IC-EO: Interpretable Code-based assistant for Earth Observation
Lamia Lahouel, Laurynas Lopata, Simon Gruening, Gabriele Meoni, Gaetan Petit, Sylvain Lobry
TL;DR
This work presents IC--EO, a code-first conversational agent that converts natural-language Earth Observation queries into executable Python workflows via a modular API of EO tools. By coupling GPT--4o with a structured tool registry and sandboxed execution, IC--EO delivers auditable, reproducible pipelines for tasks such as land-cover mapping and post-wildfire damage assessment, outperforming general-purpose VLM baselines on these use-cases. The evaluation spans tool-level, agent-level, and task-level metrics, highlighting high executable-code rates and transparent reasoning, while identifying memory and toolchain constraints as the main sources of failure. Overall, the study demonstrates that structured, code-generated EO workflows can achieve greater interpretability and reliability than end-to-end multimodal models, with strong potential for extensibility as new tools and datasets are added.
Abstract
Despite recent advances in computer vision, Earth Observation (EO) analysis remains difficult to perform for the laymen, requiring expert knowledge and technical capabilities.
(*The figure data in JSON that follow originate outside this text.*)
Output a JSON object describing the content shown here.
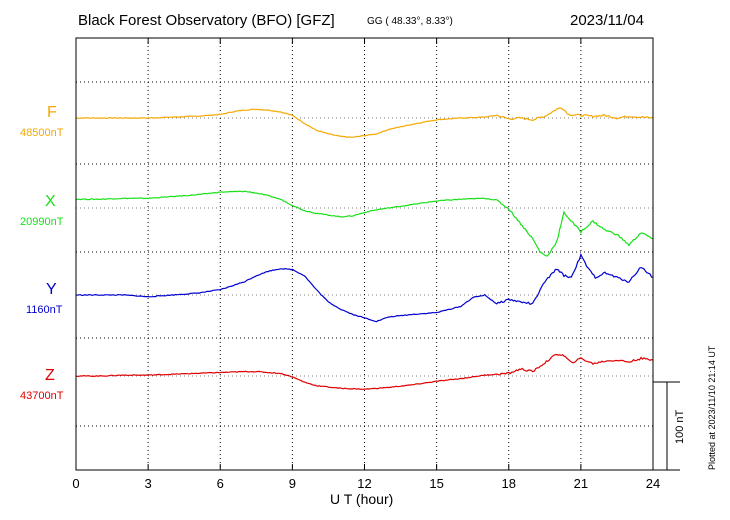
{
  "header": {
    "title": "Black Forest Observatory (BFO)  [GFZ]",
    "coords": "GG ( 48.33°,   8.33°)",
    "date": "2023/11/04"
  },
  "axis": {
    "xlabel": "U T (hour)",
    "ticks": [
      "0",
      "3",
      "6",
      "9",
      "12",
      "15",
      "18",
      "21",
      "24"
    ]
  },
  "scale": {
    "label": "100 nT"
  },
  "footer": {
    "plotted": "Plotted at 2023/11/10 21:14 UT"
  },
  "colors": {
    "F": "#f5a800",
    "X": "#18e018",
    "Y": "#0000d0",
    "Z": "#e00000"
  },
  "chart_data": {
    "type": "line",
    "title": "Black Forest Observatory (BFO)  [GFZ]",
    "xlabel": "U T (hour)",
    "xlim": [
      0,
      24
    ],
    "scale_nT": 100,
    "grid": true,
    "series": [
      {
        "name": "F",
        "baseline": "48500nT",
        "color": "#f5a800",
        "x": [
          0,
          1,
          2,
          3,
          4,
          5,
          6,
          6.5,
          7,
          7.5,
          8,
          8.5,
          9,
          9.5,
          10,
          10.5,
          11,
          11.5,
          12,
          12.5,
          13,
          14,
          15,
          16,
          17,
          17.5,
          18,
          18.5,
          19,
          19.5,
          20,
          20.2,
          20.5,
          21,
          21.5,
          22,
          22.5,
          23,
          23.5,
          24
        ],
        "y": [
          0,
          0,
          0,
          0,
          1,
          2,
          4,
          7,
          9,
          10,
          9,
          7,
          3,
          -6,
          -14,
          -18,
          -21,
          -22,
          -20,
          -18,
          -13,
          -7,
          -2,
          0,
          1,
          3,
          -1,
          0,
          -2,
          2,
          10,
          12,
          4,
          3,
          2,
          3,
          0,
          2,
          1,
          0
        ]
      },
      {
        "name": "X",
        "baseline": "20990nT",
        "color": "#18e018",
        "x": [
          0,
          1,
          2,
          3,
          4,
          5,
          6,
          7,
          7.5,
          8,
          8.5,
          9,
          9.5,
          10,
          10.5,
          11,
          11.5,
          12,
          12.5,
          13,
          13.5,
          14,
          15,
          16,
          17,
          17.5,
          18,
          18.5,
          19,
          19.3,
          19.6,
          20,
          20.3,
          20.6,
          21,
          21.5,
          22,
          22.5,
          23,
          23.5,
          24
        ],
        "y": [
          10,
          10,
          11,
          11,
          13,
          15,
          18,
          19,
          17,
          14,
          10,
          3,
          -3,
          -6,
          -8,
          -10,
          -9,
          -5,
          -2,
          0,
          2,
          4,
          8,
          10,
          11,
          9,
          -1,
          -18,
          -35,
          -50,
          -55,
          -38,
          -5,
          -15,
          -27,
          -15,
          -25,
          -30,
          -42,
          -28,
          -35
        ]
      },
      {
        "name": "Y",
        "baseline": "1160nT",
        "color": "#0000d0",
        "x": [
          0,
          1,
          2,
          3,
          4,
          5,
          6,
          7,
          7.5,
          8,
          8.5,
          9,
          9.5,
          10,
          10.5,
          11,
          11.5,
          12,
          12.5,
          13,
          14,
          15,
          16,
          16.5,
          17,
          17.5,
          18,
          18.5,
          19,
          19.5,
          20,
          20.3,
          20.6,
          21,
          21.3,
          21.6,
          22,
          22.5,
          23,
          23.5,
          24
        ],
        "y": [
          0,
          0,
          0,
          -2,
          0,
          2,
          6,
          15,
          22,
          27,
          30,
          29,
          22,
          6,
          -8,
          -16,
          -22,
          -26,
          -30,
          -25,
          -22,
          -20,
          -13,
          -3,
          0,
          -10,
          -5,
          -8,
          -10,
          15,
          30,
          22,
          20,
          45,
          30,
          20,
          25,
          20,
          15,
          32,
          20
        ]
      },
      {
        "name": "Z",
        "baseline": "43700nT",
        "color": "#e00000",
        "x": [
          0,
          1,
          2,
          3,
          4,
          5,
          6,
          7,
          7.5,
          8,
          8.5,
          9,
          9.5,
          10,
          11,
          12,
          13,
          14,
          15,
          16,
          17,
          18,
          18.5,
          19,
          19.5,
          20,
          20.3,
          20.6,
          21,
          21.5,
          22,
          22.5,
          23,
          23.5,
          24
        ],
        "y": [
          0,
          0,
          1,
          1,
          2,
          3,
          4,
          5,
          5,
          4,
          3,
          -1,
          -7,
          -11,
          -14,
          -15,
          -13,
          -10,
          -6,
          -3,
          1,
          3,
          8,
          5,
          15,
          25,
          23,
          15,
          20,
          14,
          17,
          18,
          16,
          20,
          18
        ]
      }
    ]
  }
}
Furthermore, many systems return black-box predictions that are difficult to audit or reproduce. Leveraging recent advances in tool LLMs, this study proposes a conversational, code-generating agent that transforms natural-language queries into executable, auditable Python workflows. The agent operates over a unified easily extendable API for classification, segmentation, detection (oriented bounding boxes), spectral indices, and geospatial operators. With our proposed framework, it is possible to control the results at three levels: (i) tool-level performance on public EO benchmarks; (ii) at the agent-level to understand the capacity to generate valid, hallucination-free code; and (iii) at the task-level on specific use cases. In this work, we select two use-cases of interest: land-composition mapping and post-wildfire damage assessment. The proposed agent outperforms general-purpose LLM/VLM baselines (GPT-4o, LLaVA), achieving 64.2% vs. 51.7% accuracy on land-composition and 50% vs. 0% on post-wildfire analysis, while producing results that are transparent and easy to interpret. By outputting verifiable code, the approach turns EO analysis into a transparent, reproducible process.